The trials and tribulations of bathing Bree.
aBree never ceases to amaze me….
Now, in the past, I have had small dogs, which are way easier to bath. Just throw them in the laundry sink and you’re fine. It was suggested to me by a few people to bath Bree in the bath or in the shower. I don’t care what other people do with their dogs but I’m not entirely comfortable washing my dog anywhere where I have to wash myself.
The laundry sink was out of the question too. Lifting a 30kg dog who may only fit two of her tour legs in the sink just didn’t seem practical. I decided instead to buy a plastic outdoor bath for her from a cheap shop. Perfect. It holds 100 litres of water and low enough for Bree to walk over the lip and enjoy her bath.
I would say, Bree sort of doesn’t like baths, but tolerates them. She understands it’s necessity but she will make it as difficult for me to do this job for her. Each guide dog owner is required to undertake all the bathing and grooming of their guide dog. It re-enforces the bond between the client and the guide dog. If Bree had her way, the bond could be re-enforced in different ways other than giving her a bath.
I’ve got it down to a fine art now, however from start to finish, it is a lengthy process. On warm days, if we have come back from the beach and she’s been for a swim, I just tether her to the clothes line and use the hose. What I generally do is the large bath filled with warm water, shampoo and conditioning (approved only for dogs - very important), topped with a blow-dry, brush and nice spray - . If anything, I am perfectly aware that as a guide dog owner, every time I venture out in public, Bree and I are representing the Royal Society for the Blind who trained Bree. Best to have a clean, nice smelling dog.

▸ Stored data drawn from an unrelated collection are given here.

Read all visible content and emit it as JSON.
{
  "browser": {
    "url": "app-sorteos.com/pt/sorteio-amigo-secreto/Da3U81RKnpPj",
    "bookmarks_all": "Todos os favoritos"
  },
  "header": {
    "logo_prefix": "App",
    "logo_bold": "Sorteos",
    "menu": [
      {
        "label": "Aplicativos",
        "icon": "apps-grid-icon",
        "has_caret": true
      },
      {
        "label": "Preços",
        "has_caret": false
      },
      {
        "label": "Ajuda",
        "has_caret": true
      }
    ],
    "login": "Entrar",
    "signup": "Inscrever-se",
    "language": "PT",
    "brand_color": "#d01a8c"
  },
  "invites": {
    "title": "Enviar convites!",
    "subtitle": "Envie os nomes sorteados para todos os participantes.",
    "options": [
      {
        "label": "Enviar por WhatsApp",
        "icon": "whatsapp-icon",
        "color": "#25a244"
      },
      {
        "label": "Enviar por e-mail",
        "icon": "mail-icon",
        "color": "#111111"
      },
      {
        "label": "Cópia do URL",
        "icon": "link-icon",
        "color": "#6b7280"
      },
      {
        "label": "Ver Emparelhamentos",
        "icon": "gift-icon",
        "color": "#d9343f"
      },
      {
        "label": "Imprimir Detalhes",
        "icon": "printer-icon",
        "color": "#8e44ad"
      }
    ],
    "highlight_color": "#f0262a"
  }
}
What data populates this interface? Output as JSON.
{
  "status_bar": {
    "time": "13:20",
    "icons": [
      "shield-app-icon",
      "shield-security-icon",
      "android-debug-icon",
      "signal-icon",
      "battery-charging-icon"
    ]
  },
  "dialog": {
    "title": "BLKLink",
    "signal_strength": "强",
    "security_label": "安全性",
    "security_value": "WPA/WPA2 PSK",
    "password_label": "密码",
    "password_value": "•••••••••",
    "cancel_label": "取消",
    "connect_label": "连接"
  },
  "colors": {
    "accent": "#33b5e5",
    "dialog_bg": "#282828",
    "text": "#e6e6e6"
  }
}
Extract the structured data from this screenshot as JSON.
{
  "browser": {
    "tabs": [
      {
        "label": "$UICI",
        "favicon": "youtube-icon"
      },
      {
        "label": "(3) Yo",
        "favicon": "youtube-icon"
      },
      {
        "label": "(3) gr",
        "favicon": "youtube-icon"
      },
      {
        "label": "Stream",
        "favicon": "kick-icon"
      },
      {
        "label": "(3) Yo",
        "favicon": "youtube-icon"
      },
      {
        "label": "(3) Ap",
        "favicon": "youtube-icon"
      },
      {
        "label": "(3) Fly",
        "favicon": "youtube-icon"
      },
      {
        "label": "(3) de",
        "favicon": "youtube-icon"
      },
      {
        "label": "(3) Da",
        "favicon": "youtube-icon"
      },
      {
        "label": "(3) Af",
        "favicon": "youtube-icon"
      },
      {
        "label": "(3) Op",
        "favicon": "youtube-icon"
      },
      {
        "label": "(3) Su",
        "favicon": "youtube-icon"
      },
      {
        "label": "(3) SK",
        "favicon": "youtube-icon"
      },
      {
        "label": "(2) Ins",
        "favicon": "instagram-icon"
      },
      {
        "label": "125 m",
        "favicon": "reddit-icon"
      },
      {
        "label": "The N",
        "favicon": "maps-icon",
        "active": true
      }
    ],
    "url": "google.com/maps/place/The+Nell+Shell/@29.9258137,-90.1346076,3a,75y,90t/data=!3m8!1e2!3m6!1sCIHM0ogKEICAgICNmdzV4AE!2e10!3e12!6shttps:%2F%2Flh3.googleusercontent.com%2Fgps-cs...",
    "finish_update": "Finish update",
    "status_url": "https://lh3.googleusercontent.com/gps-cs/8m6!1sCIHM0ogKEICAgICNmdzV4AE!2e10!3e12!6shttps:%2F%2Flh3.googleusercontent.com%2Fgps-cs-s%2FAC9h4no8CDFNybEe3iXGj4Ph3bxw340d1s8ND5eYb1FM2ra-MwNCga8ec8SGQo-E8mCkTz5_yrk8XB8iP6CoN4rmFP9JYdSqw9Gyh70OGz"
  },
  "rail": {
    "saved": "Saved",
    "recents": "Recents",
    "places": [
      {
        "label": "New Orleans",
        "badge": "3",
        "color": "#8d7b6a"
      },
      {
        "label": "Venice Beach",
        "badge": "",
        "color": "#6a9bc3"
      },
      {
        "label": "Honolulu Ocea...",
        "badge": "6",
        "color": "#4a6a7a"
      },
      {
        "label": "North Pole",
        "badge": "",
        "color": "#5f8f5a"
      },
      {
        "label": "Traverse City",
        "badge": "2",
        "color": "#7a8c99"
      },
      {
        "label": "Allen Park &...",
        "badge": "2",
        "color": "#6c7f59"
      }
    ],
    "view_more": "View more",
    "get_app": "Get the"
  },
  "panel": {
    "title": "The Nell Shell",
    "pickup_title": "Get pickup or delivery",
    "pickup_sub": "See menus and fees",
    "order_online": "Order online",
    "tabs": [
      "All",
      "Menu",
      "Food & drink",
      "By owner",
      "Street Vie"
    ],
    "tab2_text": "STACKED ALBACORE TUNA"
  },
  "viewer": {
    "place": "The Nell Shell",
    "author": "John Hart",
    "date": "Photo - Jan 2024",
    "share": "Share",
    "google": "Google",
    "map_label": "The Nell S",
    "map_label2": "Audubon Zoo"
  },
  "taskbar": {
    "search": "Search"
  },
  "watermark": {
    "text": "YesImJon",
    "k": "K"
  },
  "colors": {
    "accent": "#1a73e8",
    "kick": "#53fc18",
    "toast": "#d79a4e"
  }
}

When I first started, we didn’t have a gate at the side of our house. I assumed Bree would remain calm after hopping out of the bath. Bree being Bree, she one day bolted out the front and it took me a good half hour to retrieve her. It’s funny when she hops in the bath. She stands stock still and then turns slowly and gives you one of these looks that says, “Come on, get it over and done with.”
The worst thing she has ever done to me after a bath was rolled in the veggie patch straight after hopping out of the bath. No matter what threats I threw at her, she managed to roll herself in dirt like a lamington. Nowadays, I get her full attention with a handful of dog nuts. Food bribes work all the time with a Lab.
Generally speaking, after the ordeal, she comes out smelling really nice and her coat is soft and shiny. It definitely is worth it in the end when you get comments from strangers about how beautiful Bree looks. I think Bree gets a kick out of impressing others too.
So, what did I learn?
Bathing Bree is an ordeal like any other big dog, but the reward is definitely worth it.